In response to the audit, University of California President Michael Drake said the university system is “committed to safeguarding the integrity of its admissions practices” and will take prompt action to address the issues raised in auditor’s report.

“I have zero tolerance on matters of integrity and will do everything I can to ensure inappropriate admissions do not happen on any of our campuses,” Drake said. “I sincerely appreciate the time and resources the State Auditor’s office has committed to helping us improve and strengthen our admissions policies and processes.”

The audit findings come more than a year after several wealthy parents were arrested on charges of money laundering as part of the college admissions scandal dubbed “Operation Varsity Blues,” which alleged that the parents used wealth and connections to have their children admitted to universities through means including cheating on standardized tests and bribing coaches to grant them entrance for sports they did not play.

Actress Lori Loughlin was recently sentenced to two months in federal prison for her role in this particular scheme that helped her daughters gain admission into the University of Southern California.

The University of California campuses admitted 22 of the 64 students through their student-athlete admissions processes, even though the students did not have the athletic qualifications to compete at the universities, Howle said. UC Berkley unfairly admitted 42 who were connected to staff and donors.

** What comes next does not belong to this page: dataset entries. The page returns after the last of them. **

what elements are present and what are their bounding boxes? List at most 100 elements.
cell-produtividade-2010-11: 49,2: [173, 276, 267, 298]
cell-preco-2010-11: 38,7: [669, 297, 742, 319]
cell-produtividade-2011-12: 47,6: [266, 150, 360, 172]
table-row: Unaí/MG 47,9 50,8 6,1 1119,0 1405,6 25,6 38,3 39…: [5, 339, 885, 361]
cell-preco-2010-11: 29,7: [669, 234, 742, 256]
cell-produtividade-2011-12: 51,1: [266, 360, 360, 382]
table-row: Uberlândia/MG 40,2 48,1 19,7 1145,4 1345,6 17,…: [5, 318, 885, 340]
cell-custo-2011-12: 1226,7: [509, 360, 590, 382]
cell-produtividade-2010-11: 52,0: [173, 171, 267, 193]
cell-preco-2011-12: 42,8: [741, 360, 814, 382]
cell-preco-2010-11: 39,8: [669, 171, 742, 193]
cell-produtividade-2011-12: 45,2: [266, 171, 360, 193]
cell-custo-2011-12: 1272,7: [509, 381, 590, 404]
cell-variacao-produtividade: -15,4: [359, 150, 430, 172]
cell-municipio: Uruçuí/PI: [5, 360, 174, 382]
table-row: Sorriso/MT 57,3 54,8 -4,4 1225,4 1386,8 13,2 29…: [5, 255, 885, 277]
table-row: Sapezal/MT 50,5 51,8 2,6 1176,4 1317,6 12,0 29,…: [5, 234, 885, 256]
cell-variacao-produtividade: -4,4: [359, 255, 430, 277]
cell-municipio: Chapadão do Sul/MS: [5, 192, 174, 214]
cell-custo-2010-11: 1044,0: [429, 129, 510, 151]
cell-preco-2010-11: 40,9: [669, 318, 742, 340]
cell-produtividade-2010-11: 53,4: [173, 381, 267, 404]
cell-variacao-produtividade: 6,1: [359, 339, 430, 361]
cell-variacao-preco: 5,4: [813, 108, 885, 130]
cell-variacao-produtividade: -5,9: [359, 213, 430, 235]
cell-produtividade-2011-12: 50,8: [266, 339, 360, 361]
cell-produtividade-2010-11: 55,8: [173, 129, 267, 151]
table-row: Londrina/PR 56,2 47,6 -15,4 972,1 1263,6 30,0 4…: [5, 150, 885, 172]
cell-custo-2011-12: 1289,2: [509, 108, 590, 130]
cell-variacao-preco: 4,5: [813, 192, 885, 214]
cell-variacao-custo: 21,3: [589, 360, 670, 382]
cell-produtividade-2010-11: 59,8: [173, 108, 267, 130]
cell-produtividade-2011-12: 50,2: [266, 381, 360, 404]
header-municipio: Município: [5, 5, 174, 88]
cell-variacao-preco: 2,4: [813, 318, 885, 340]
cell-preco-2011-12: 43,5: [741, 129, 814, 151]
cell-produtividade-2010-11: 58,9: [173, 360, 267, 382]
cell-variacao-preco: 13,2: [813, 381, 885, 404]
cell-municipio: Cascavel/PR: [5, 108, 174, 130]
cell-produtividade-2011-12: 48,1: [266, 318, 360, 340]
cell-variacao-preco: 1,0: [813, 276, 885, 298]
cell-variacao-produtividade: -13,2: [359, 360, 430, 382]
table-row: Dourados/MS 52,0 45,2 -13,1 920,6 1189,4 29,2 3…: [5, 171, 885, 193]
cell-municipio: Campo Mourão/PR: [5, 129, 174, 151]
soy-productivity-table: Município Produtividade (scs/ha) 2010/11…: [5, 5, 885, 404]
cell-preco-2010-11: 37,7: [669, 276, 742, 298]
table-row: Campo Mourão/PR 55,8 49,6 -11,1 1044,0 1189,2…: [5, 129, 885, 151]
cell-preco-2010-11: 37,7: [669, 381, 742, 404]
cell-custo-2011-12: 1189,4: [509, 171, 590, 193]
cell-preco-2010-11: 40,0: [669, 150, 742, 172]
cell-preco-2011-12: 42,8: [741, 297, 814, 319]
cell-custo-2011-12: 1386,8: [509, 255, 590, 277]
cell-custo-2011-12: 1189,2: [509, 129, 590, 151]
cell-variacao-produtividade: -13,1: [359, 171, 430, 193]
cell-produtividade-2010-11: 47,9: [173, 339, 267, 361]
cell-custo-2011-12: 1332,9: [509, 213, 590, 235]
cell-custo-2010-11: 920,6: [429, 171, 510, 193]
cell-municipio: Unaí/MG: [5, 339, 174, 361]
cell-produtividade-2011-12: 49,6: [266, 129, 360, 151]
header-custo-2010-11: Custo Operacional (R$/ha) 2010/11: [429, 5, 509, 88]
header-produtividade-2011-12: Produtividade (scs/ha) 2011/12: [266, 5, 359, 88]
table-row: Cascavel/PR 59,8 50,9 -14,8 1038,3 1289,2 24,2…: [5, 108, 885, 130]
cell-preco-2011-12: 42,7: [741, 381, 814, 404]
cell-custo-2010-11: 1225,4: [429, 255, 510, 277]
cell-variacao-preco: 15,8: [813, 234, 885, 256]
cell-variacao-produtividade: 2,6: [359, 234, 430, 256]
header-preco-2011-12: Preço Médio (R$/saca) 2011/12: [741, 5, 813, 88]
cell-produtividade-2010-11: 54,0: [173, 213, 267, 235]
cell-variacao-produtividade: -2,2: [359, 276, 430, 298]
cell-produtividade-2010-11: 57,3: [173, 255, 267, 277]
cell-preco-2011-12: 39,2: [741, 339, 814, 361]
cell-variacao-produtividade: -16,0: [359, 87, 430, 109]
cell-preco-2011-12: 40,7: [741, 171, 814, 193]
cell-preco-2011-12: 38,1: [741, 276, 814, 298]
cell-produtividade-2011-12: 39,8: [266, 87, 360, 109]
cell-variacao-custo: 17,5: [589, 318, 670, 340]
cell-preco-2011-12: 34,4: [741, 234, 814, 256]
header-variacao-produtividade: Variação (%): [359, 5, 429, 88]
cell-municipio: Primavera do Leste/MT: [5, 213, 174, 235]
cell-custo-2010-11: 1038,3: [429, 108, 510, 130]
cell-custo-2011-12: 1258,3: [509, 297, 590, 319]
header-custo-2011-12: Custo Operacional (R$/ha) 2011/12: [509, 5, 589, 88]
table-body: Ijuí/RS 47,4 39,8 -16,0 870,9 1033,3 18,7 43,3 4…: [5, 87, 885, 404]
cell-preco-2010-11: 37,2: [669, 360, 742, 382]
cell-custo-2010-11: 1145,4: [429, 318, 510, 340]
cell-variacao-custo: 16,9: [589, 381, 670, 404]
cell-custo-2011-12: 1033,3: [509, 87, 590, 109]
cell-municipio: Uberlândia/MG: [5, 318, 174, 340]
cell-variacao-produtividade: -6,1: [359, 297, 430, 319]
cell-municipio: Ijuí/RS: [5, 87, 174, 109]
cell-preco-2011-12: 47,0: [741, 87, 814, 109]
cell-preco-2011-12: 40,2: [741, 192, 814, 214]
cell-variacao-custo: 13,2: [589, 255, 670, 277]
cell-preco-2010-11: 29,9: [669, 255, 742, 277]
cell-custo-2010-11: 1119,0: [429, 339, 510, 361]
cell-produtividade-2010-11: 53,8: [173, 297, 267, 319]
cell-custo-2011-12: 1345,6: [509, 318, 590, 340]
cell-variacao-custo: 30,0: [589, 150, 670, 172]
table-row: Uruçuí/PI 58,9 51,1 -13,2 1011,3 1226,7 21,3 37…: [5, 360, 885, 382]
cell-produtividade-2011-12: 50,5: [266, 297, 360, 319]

The report released Tuesday said these applicants were less qualified than many others for whom the campus denied admission. “In fact, some of these applicants received the lowest possible scores on their applications,” the report said.

Neither UC Berkeley nor UCLA have developed methodologies for how they determine which applicants to admit, according to the audit.

And inadequate training and monitoring of the staff who review applications at those schools, as well as UC San Diego, also unfairly affected applicants’ chances of admission, the audit said.

“We found that staff were sometimes overly strict or overly lenient in their review of applications, thereby making the applicants’ chances of admission unduly dependent on the individual staff who rated them rather than on the students’ qualifications,” Howle said.

These practices are continuing due to a lack of adequate oversight of campuses’ admissions processes, the auditor said. She called for stronger standards to guarantee fairness and to detect and prevent inappropriate admissions decisions moving forward.

The auditor recommended that the office of the university system president require all campuses to verify the athletic talents of prospective student athletes and review donation records for indicators of inappropriate activity before they are admitted.

“Instead of this independent verification, the campuses largely relied on coaches’ assertions that prospective student athletes were athletically qualified,” Howle said.